Technical solution for recapturing such amount of energy at relatively low temperature to effectively convert it back to electricity remains an open problem.

Here I would speculate that one possibility is to apply the evaporative process used in the NPPs - a type of thermodynamic cycle known as Rankine cycle. An adaptation required for the GPUs is to select a chemical substance and a corresponding pressure regime that will best suit server operation temperatures. This type of Rankine cycle is called Organic Rankine Cycle (ORC).

Current generation of NPPa often use pressurized normal or heavy water in primarily and secondary circuits. Secondary circuit has a lower pressure compared to the primary one so the water starts boiling and the vapour creates pressure before entering the turbine. Condenser after the turbine creates a negative pressure so that vapour pushes the turbine blades.

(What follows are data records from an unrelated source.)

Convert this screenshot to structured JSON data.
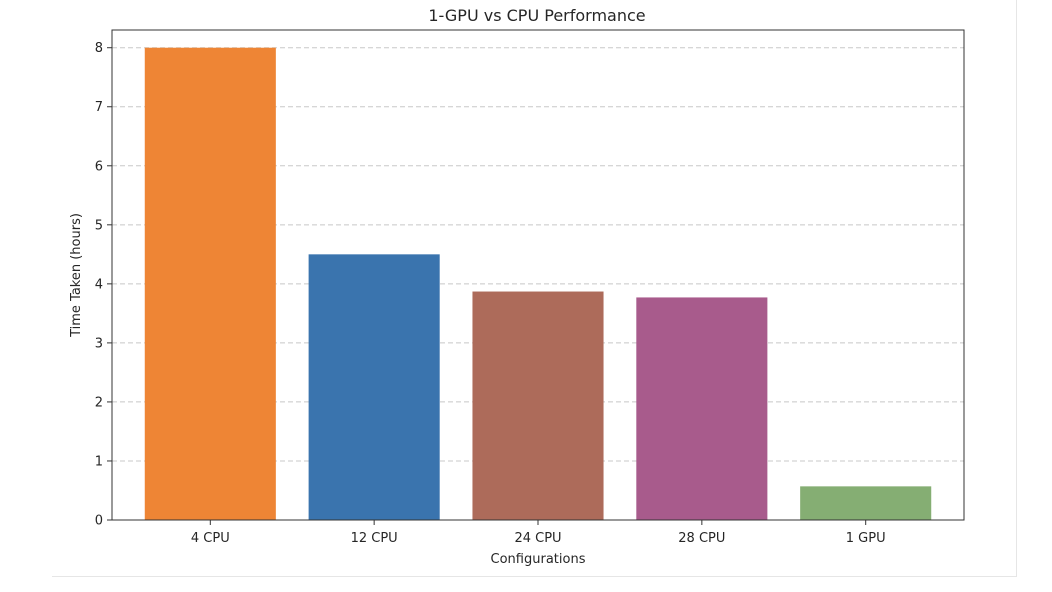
{
  "chart_data": {
    "type": "bar",
    "title": "1-GPU vs CPU Performance",
    "xlabel": "Configurations",
    "ylabel": "Time Taken (hours)",
    "categories": [
      "4 CPU",
      "12 CPU",
      "24 CPU",
      "28 CPU",
      "1 GPU"
    ],
    "values": [
      8.0,
      4.5,
      3.87,
      3.77,
      0.57
    ],
    "colors": [
      "#ee8535",
      "#3a74ae",
      "#ad6b5a",
      "#a85b8c",
      "#85ae73"
    ],
    "ylim": [
      0,
      8.3
    ],
    "yticks": [
      0,
      1,
      2,
      3,
      4,
      5,
      6,
      7,
      8
    ],
    "grid": "y-dashed",
    "legend": "none"
  }
}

Nothing prevent an existante of the Organic Rankine cycle that uses a liquid from server cooling system to boil another liquid in the secondary circuit at around 60-70°C boiling point and reuse the generated vapour to spin a turbine. The condenser system can be shared with the NPP directly as the NPPs are often built close to the fresh water sources.

Organic Rankine Cycle as a Cooling Solution

Here the ORC is used as a evaporative cooling solution that is highly efficient because the energy needed for the phase transition liquid to gas is relatively high compared to the energy capacity of the liquid. For example the amount of energy needed to heat a unit of water from room temperature to the boiling point is 6 times lower than the energy required to transition from water to vapour.

Existing Projects

There are already some companies looking into similar solutions, for example Siemens developed combined RC & ORC power plant Heat ReCycle technology for an improved efficiency and Vertiv published a white paper in 2023 on ORC applied to the data centers. The paper presents efficiency calculations, proposes several working fluids and suggest that the zeotropic blend of R1233zd(E) and R1234ze(E) refrigerants 20% to 80% by mass can be a good choice. The authors conclude that the potential efficiency can be around 2% and it depends on the seasons and the local climate. 2% is a significant number for the 5GW supercomputer, especially when it also saves 20% to 40% of the energy spent on cooling.

Conclusions

Scaling up x100 times the size of the current AI supercomputers is a challenging endeavour. For a stable energy supply, a dedicated NPP can be required. As a potential economical cooling solution at scale, the heat from the data center can be recycled through the Organic Rankine cycle to recover some electricity and provide a massive cooling solution at the same time. Arguments against this idea include the increased number of the failure points, economical viability and a scarcity of suitable locations on Earth. Last but not least, water-cooled supercomputers would probably be widely adopted due to numerous advantages they bring regardless of the energy recycling through the ORC.